About the Lysosomal Disease Network
Although individually rare “orphan” conditions, the lysosomal diseases collectively affect 1 in 6,000 individuals and are responsible for a significant disability and disease burden. These diseases have become a test-bed for some of the most innovative and advanced experimental treatments, including treatment agents designed to cross the blood-brain barrier.
Even though each LD results from a unique gene mutation, at the biochemical level they share a common characteristic—the inability to clear metabolic substrate from the lysosome. Presenting symptoms vary widely among the disorders and are modified by age of onset and severity (most LD present as either a severe or attenuated phenotype); beyond categorization as severe or attenuated, a more specific genotype/phenotype correlation has not been feasible. To date, about a dozen or so LD have therapeutic options, but apart from MPS I, which has been shown amenable to stem cell transplant, LD drug therapies are not particularly effective in those conditions with neurologic dysfunction.
And while new treatments, be it next generation drug therapy, gene therapy, or other gene editing techniques, are essential to improve outcomes for those affected with LD, early detection is critical in order for a person with an LD to hope for a normal life. In the past three decades, lysosomal diseases have been a test bed for some of the most innovative therapeutic modalities. In the past 9 years of NIH funding, the LDN has accelerated knowledge acquisition in the field—with 95 NCBI cited publications—and furthered the development of therapeutic options.
For the next 5 years, the overarching thematic goals of the LDN are: clinical trial readiness, newborn screening, long-term outcomes, and global reach. We will advance these goals through clinical investigation via 3 longitudinal studies focused on elucidation of disease pathology by (a) CRIM status and immune tolerance induction in Pompe disease, (b) cardiac and kidney pathology in Fabry disease, and (c) multi-system survey (cardiac, developmental, skeletal, QOL) in the mucopolysaccharidoses. The LDN also includes a Pilot Project Program and Career Training Component.
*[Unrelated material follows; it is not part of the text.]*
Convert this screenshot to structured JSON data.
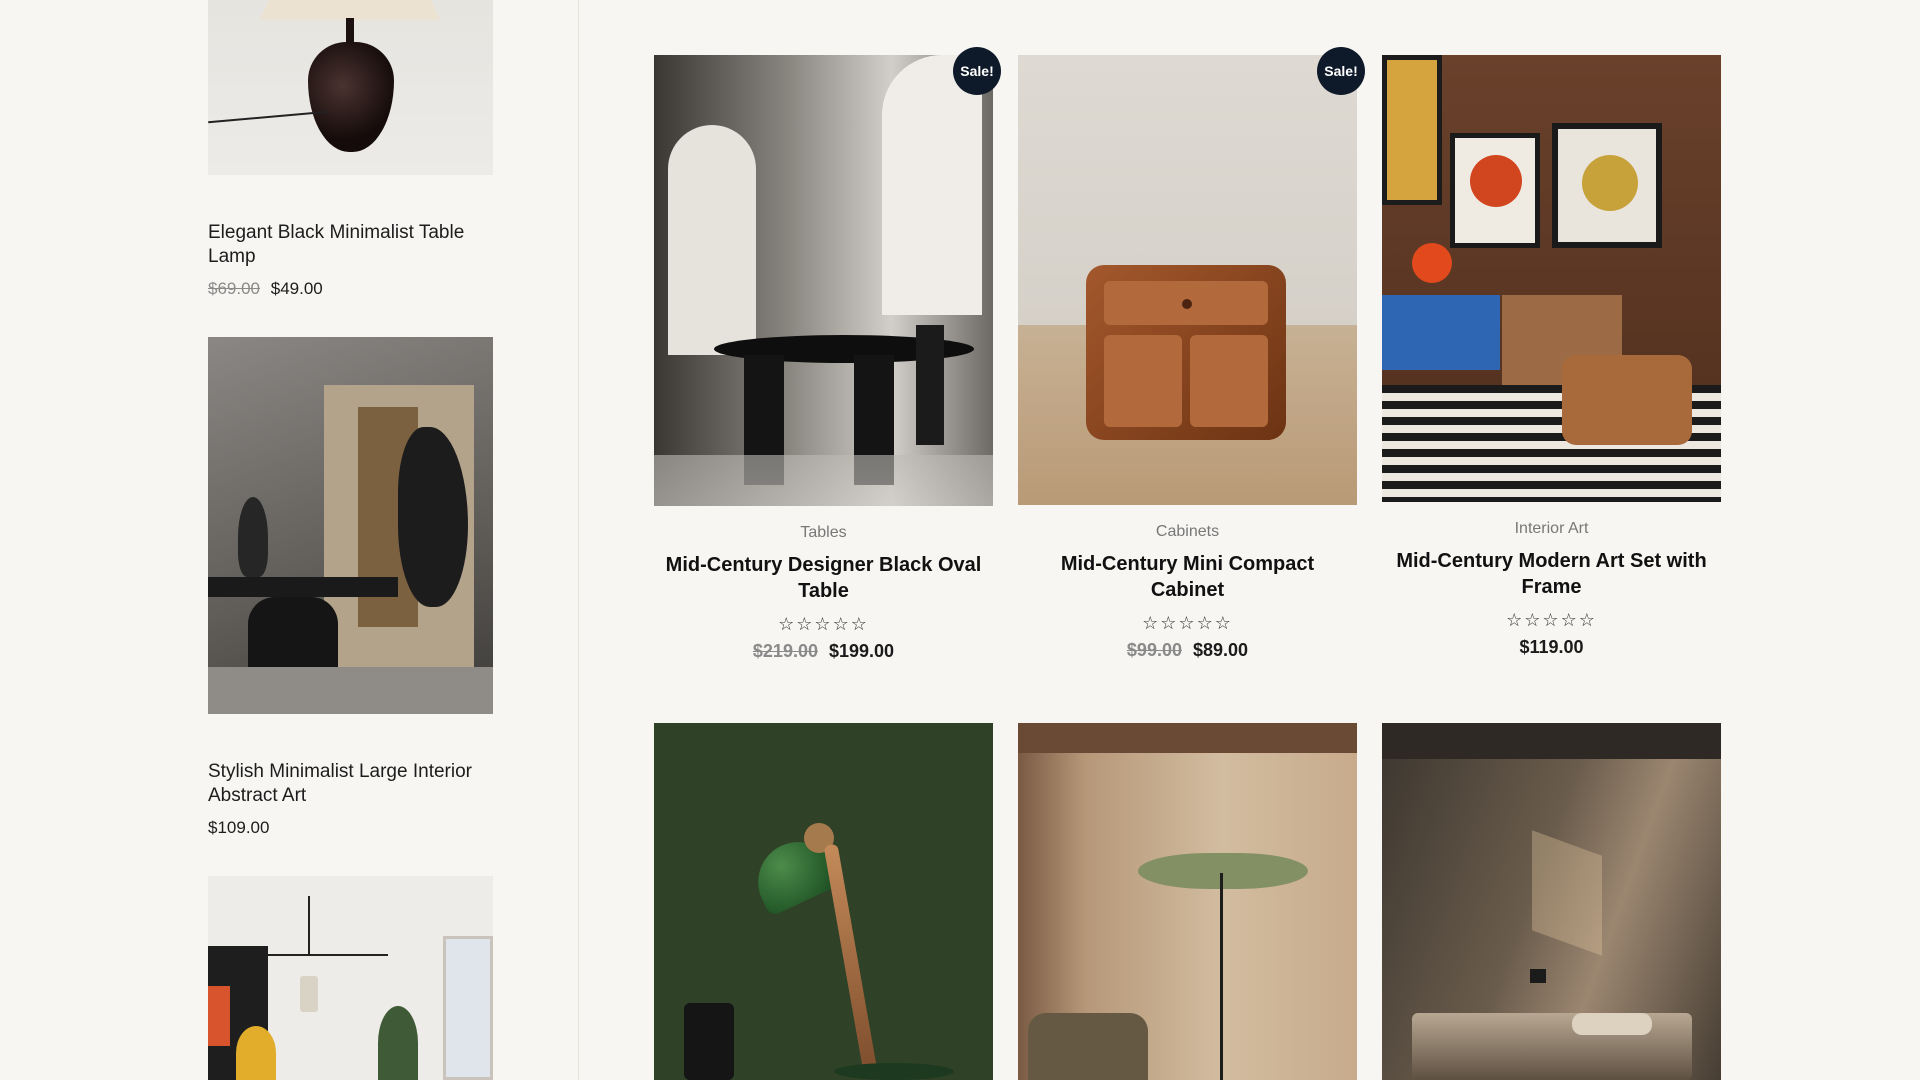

The rarity of each lysosomal disease means that no single medical research center has an opportunity to see the entire spectrum of any one lysosomal disease, or to acquire sufficient patient numbers to adequately test new therapies. The combined and integrated efforts of the Lysosomal Disease Network focus limited resources toward creating a network of centers with expertise in these diseases in order to solve major challenges in diagnosis, disease management, and therapy. Solutions to these problems will have direct impact on patients suffering from lysosomal diseases, with important implications for medical practice and individual quality-of-life.